In spite of the noises made last year by US regulators with regards to moving towards adopting International Financial Reporting Standards (IFRS), the US regulatory community has thus far failed to commit to a timeline for adoption or even indicate whether it is likely to move to the international accounting standards at all.
In June last year, Securities and Exchange Commission (SEC) chairman Mary Schapiro indicated that the regulator would be kicking off research efforts into how best to move the US from Generally Accepted Accounting Principles (GAAP) to IFRS over the next few years. She also stated that that the regulator would commit to a timeline for migration this year: “I am confident that we continue to be on schedule for a Commission determination in 2011 about whether to incorporate IFRS into the financial reporting system for US issuers.” However, all is currently quiet on the Western front.
SEC staff is still working on executing a work plan, the results of which it said will aid the regulator in its evaluation of the impact that the use of IFRS by US companies would have on the US securities market. Included in this work is consideration of IFRS, as it exists today and after the completion of various “convergence projects” currently underway between US and international accounting standards setters.
The European Commission, however, is looking for more of a commitment from the SEC and has recently been suggesting that this uncertainty with regards to convergence with the rest of the world could impact the US’s international standing. The costs for European firms dealing with the US’s different reporting requirements has been cited as a problem in the past and sticking with GAAP is not in keeping with the G20 goals of closer cooperation and coordination.
The move to IFRS by the US will have a significant impact on the pricing and valuations functions of internationally active financial institutions and, in the short term, on US firms that must adopt the new standards. It could also have an impact on data standardisation work going on around tracking systemic risk, such as the adoption of a new legal entity identification code, and vice versa. The introduction of cost basis accounting, the concept of revaluation and an emphasis on fair value as part of IFRS are likely to compel the US government to take the next step of validating an entity’s cost basis revenues and the introduction of identification standards. It will not be cheap in the short term for those required to adapt their systems to meet the new requirements, but it could certainly bring down costs for international firms in the long term.

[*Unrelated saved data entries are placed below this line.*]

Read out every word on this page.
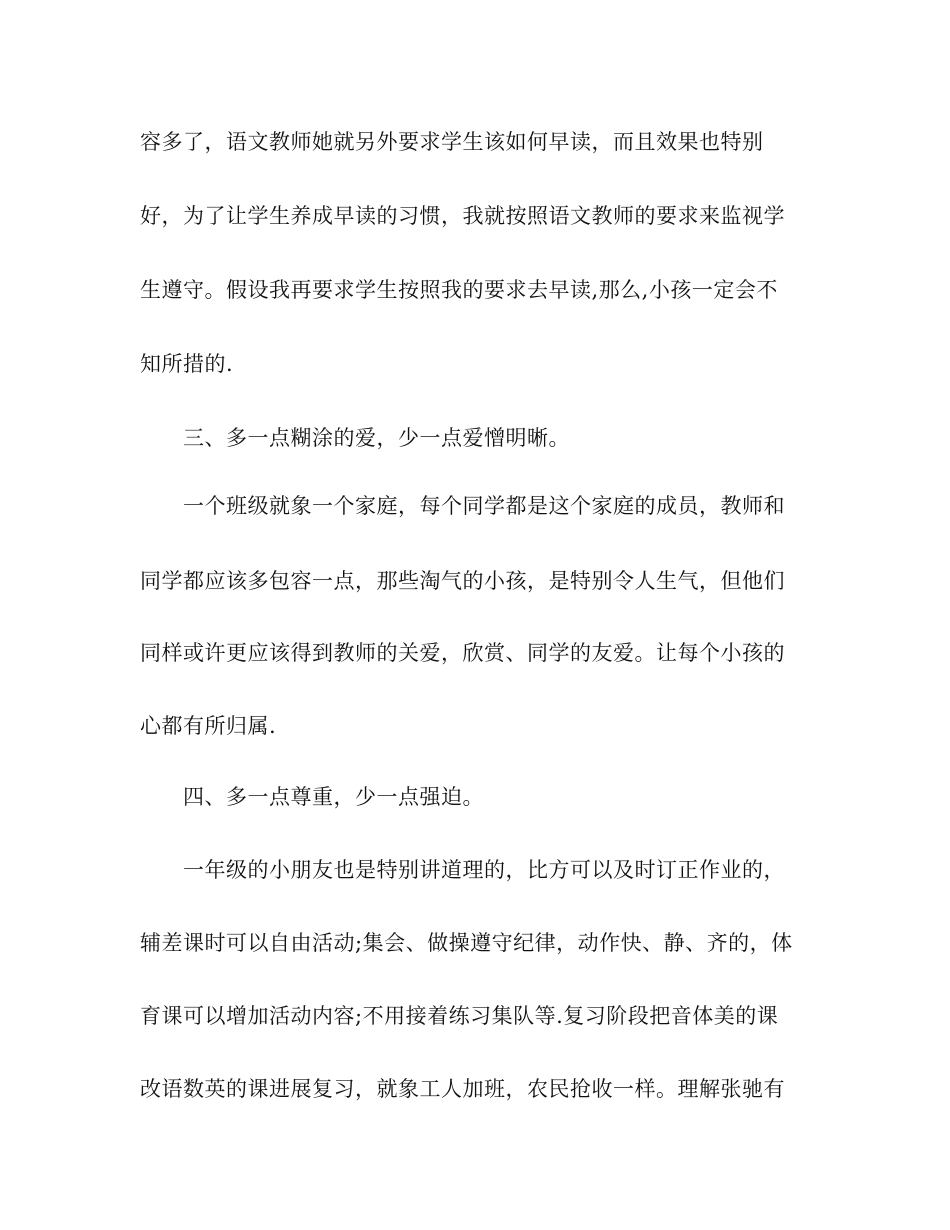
容多了，语文教师她就另外要求学生该如何早读，而且效果也特别
好，为了让学生养成早读的习惯，我就按照语文教师的要求来监视学
生遵守。假设我再要求学生按照我的要求去早读,那么,小孩一定会不
知所措的.
三、多一点糊涂的爱，少一点爱憎明晰。
一个班级就象一个家庭，每个同学都是这个家庭的成员，教师和
同学都应该多包容一点，那些淘气的小孩，是特别令人生气，但他们
同样或许更应该得到教师的关爱，欣赏、同学的友爱。让每个小孩的
心都有所归属.
四、多一点尊重，少一点强迫。
一年级的小朋友也是特别讲道理的，比方可以及时订正作业的，
辅差课时可以自由活动;集会、做操遵守纪律，动作快、静、齐的，体
育课可以增加活动内容;不用接着练习集队等.复习阶段把音体美的课
改语数英的课进展复习，就象工人加班，农民抢收一样。理解张驰有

After all, global harmonisation would allow for a more consolidated approach to this function, however such a change would take time. The US regulator has said that it expects US companies would need approximately a four to five year timeframe to successfully implement a change in their financial reporting systems to incorporate IFRS. Therefore, if the regulator determines in 2011 to incorporate IFRS into the US financial reporting system, the first time that US companies would report under such a system would be no earlier than 2015.